Una pausa. Luego, —¿Estás segura? ¿Necesitas que vaya? Puedo estar allí en veinte minutos. Solo dilo.
—No —respondí, pensando en su esposa y sus hijos pequeños. Tenía una familia que cuidar, una vida tranquila y estable que no debería perturbar con mi caos—. No lo hagas. Es tarde. Estaré bien. Solo... gracias por decírmelo.
—Ariadna —dijo, y pude oír la vacilación, la renuencia en su voz—. Hay algo más. Escuché algunos rumores en la pista. Kenia... no es una chica cualquiera. Es la hija de Holman. Ya sabes, Ricardo Holman. El viejo mentor de Emilio, el que murió el año pasado.
Se me cortó la respiración. Ricardo Holman. Emilio lo había idolatrado. Su muerte había golpeado duro a Emilio. ¿Pero su hija? ¿Kenia era la hija de Ricardo? ¿Y qué estaba haciendo Emilio con ella? Las piezas comenzaban a encajar en una imagen mucho más fea.

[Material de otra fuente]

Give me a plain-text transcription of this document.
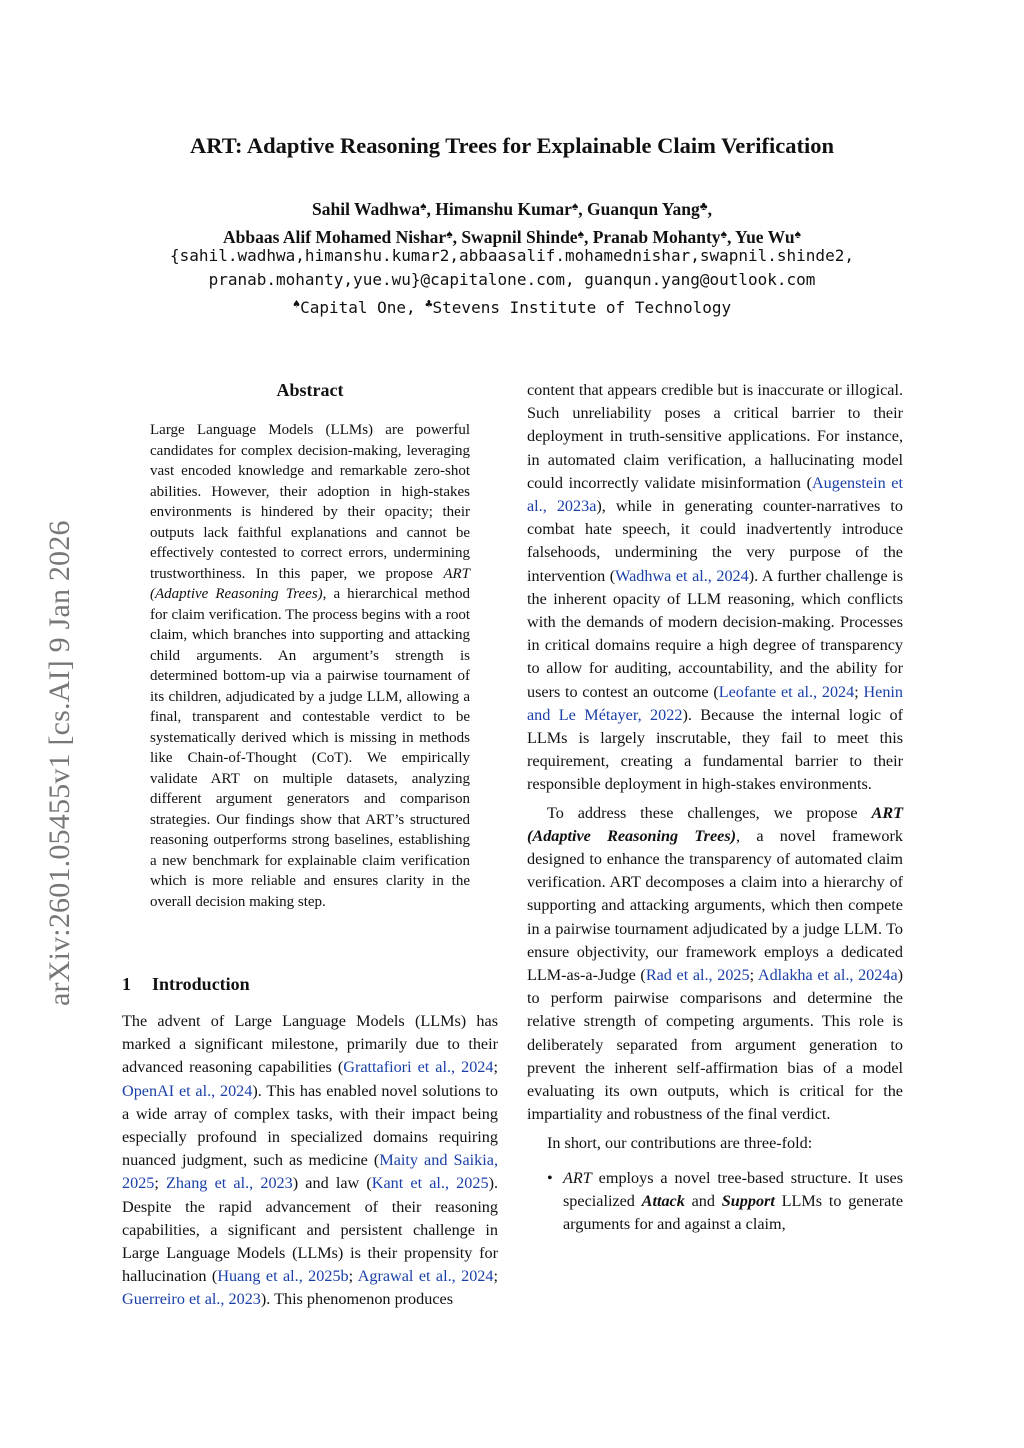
arXiv:2601.05455v1 [cs.AI] 9 Jan 2026
ART: Adaptive Reasoning Trees for Explainable Claim Verification
Sahil Wadhwa♠, Himanshu Kumar♠, Guanqun Yang♣,
Abbaas Alif Mohamed Nishar♠, Swapnil Shinde♠, Pranab Mohanty♠, Yue Wu♠
{sahil.wadhwa,himanshu.kumar2,abbaasalif.mohamednishar,swapnil.shinde2,
pranab.mohanty,yue.wu}@capitalone.com, guanqun.yang@outlook.com
♠Capital One, ♣Stevens Institute of Technology
Abstract
Large Language Models (LLMs) are powerful candidates for complex decision-making, leveraging vast encoded knowledge and remarkable zero-shot abilities. However, their adoption in high-stakes environments is hindered by their opacity; their outputs lack faithful explanations and cannot be effectively contested to correct errors, undermining trustworthiness. In this paper, we propose ART (Adaptive Reasoning Trees), a hierarchical method for claim verification. The process begins with a root claim, which branches into supporting and attacking child arguments. An argument’s strength is determined bottom-up via a pairwise tournament of its children, adjudicated by a judge LLM, allowing a final, transparent and contestable verdict to be systematically derived which is missing in methods like Chain-of-Thought (CoT). We empirically validate ART on multiple datasets, analyzing different argument generators and comparison strategies. Our findings show that ART’s structured reasoning outperforms strong baselines, establishing a new benchmark for explainable claim verification which is more reliable and ensures clarity in the overall decision making step.
1 Introduction
The advent of Large Language Models (LLMs) has marked a significant milestone, primarily due to their advanced reasoning capabilities (Grattafiori et al., 2024; OpenAI et al., 2024). This has enabled novel solutions to a wide array of complex tasks, with their impact being especially profound in specialized domains requiring nuanced judgment, such as medicine (Maity and Saikia, 2025; Zhang et al., 2023) and law (Kant et al., 2025). Despite the rapid advancement of their reasoning capabilities, a significant and persistent challenge in Large Language Models (LLMs) is their propensity for hallucination (Huang et al., 2025b; Agrawal et al., 2024; Guerreiro et al., 2023). This phenomenon produces

content that appears credible but is inaccurate or illogical. Such unreliability poses a critical barrier to their deployment in truth-sensitive applications. For instance, in automated claim verification, a hallucinating model could incorrectly validate misinformation (Augenstein et al., 2023a), while in generating counter-narratives to combat hate speech, it could inadvertently introduce falsehoods, undermining the very purpose of the intervention (Wadhwa et al., 2024). A further challenge is the inherent opacity of LLM reasoning, which conflicts with the demands of modern decision-making. Processes in critical domains require a high degree of transparency to allow for auditing, accountability, and the ability for users to contest an outcome (Leofante et al., 2024; Henin and Le Métayer, 2022). Because the internal logic of LLMs is largely inscrutable, they fail to meet this requirement, creating a fundamental barrier to their responsible deployment in high-stakes environments.

To address these challenges, we propose ART (Adaptive Reasoning Trees), a novel framework designed to enhance the transparency of automated claim verification. ART decomposes a claim into a hierarchy of supporting and attacking arguments, which then compete in a pairwise tournament adjudicated by a judge LLM. To ensure objectivity, our framework employs a dedicated LLM-as-a-Judge (Rad et al., 2025; Adlakha et al., 2024a) to perform pairwise comparisons and determine the relative strength of competing arguments. This role is deliberately separated from argument generation to prevent the inherent self-affirmation bias of a model evaluating its own outputs, which is critical for the impartiality and robustness of the final verdict.

In short, our contributions are three-fold:

• ART employs a novel tree-based structure. It uses specialized Attack and Support LLMs to generate arguments for and against a claim,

—Y —continuó Kevin, bajando la voz—, escuché que Emilio ha estado usando fondos de... bueno, de Emilio y tuyos, para entrenarla en secreto. Ha estado invirtiendo todo en ella, impulsándola, tratando de convertirla en la próxima campeona. Tu campeona, Ariadna. Ha estado usando su dinero compartido para construir la carrera de ella.
El shock fue tan inmenso que eclipsó momentáneamente el dolor. Mi carrera. Mi dinero. Mi futuro. Todo ello, canalizado hacia Kenia. Esto no era solo traición; era una destrucción total de mi identidad profesional, de mi seguridad financiera. El hombre que se suponía que era mi socio, mi entrenador, mi mayor apoyo, había desmantelado sistemáticamente mi vida y se la había entregado a otra.
—Yo... no puedo —tartamudeé, las palabras atascándose en mi garganta. Mi mente daba vueltas, tratando de reconciliar al Emilio que conocía con este monstruoso extraño. El hombre que había gestionado meticulosamente mi entrenamiento, que había celebrado cada victoria conmigo, había estado planeando en secreto mi reemplazo.
—¿Ariadna? ¿Sigues ahí? —La voz de Kevin sonaba preocupada.
—Estoy aquí —logré decir—. Es solo que... no puedo procesar esto ahora mismo. Simplemente no puedo escuchar más. —El peso de todo era aplastante.
Justo cuando colgué, mi celular vibró de nuevo. Esta vez, era una notificación de nuestra cuenta bancaria conjunta. Una transferencia grande. Una transferencia muy grande. Mi mente se quedó en blanco. Realmente lo estaba haciendo. Estaba vaciando nuestras cuentas.
Mis dedos temblaron mientras marcaba el número de Emilio. Sonó, y sonó, y sonó. Finalmente, después de lo que pareció una eternidad, contestó. Su voz era arrastrada, distante.
—¿Qué?
—Emilio, ¿qué fue esa transferencia? —Mi voz era tensa, apenas un susurro—. ¿Qué estás haciendo con nuestro dinero?
Una larga pausa. Luego, un suspiro.
—Es para el entrenamiento de Kenia. Y su nuevo departamento. Su padre no le dejó nada. Necesita un lugar donde vivir, un entrenador. La estoy ayudando. —Su tono era plano, desprovisto de cualquier emoción, como si estuviera hablando del clima.
—¿Ayudándola? —Mi voz se alzó, quebrándose—. ¿Con nuestro dinero? ¡Emilio, eso es ilegal! ¡Es propiedad compartida! ¡No puedes simplemente tomarlo y dárselo a... a tu amante! —La palabra sabía vil en mi lengua.
—¿Amante? —Se burló, su voz teñida de desdén—. No seas tan dramática, Ariadna. Kenia es una atleta talentosa. Se merece una oportunidad. ¿Y tú? Estás lesionada. Estás acabada. ¿Para qué necesitas dinero? Solo para estar sentada en casa, sin hacer nada. —Hizo una pausa—. Además, es mi dinero de todos modos. La mayor parte. No has trabajado en meses.
El descaro. La pura y absoluta crueldad de sus palabras me robó el aliento.
—¿Mi dinero? ¡Emilio, yo fui la que consiguió los patrocinios, los premios en efectivo! ¡Yo era la que estaba en el hielo, rompiéndome el cuerpo por nosotros! ¡Eras mi entrenador, mi esposo, se suponía que debías proteger mis intereses! —Mi voz temblaba, todo mi cuerpo vibraba con una energía furiosa y desesperada—. ¡Esto es propiedad de la sociedad conyugal! ¡Legalmente, la mitad es mía!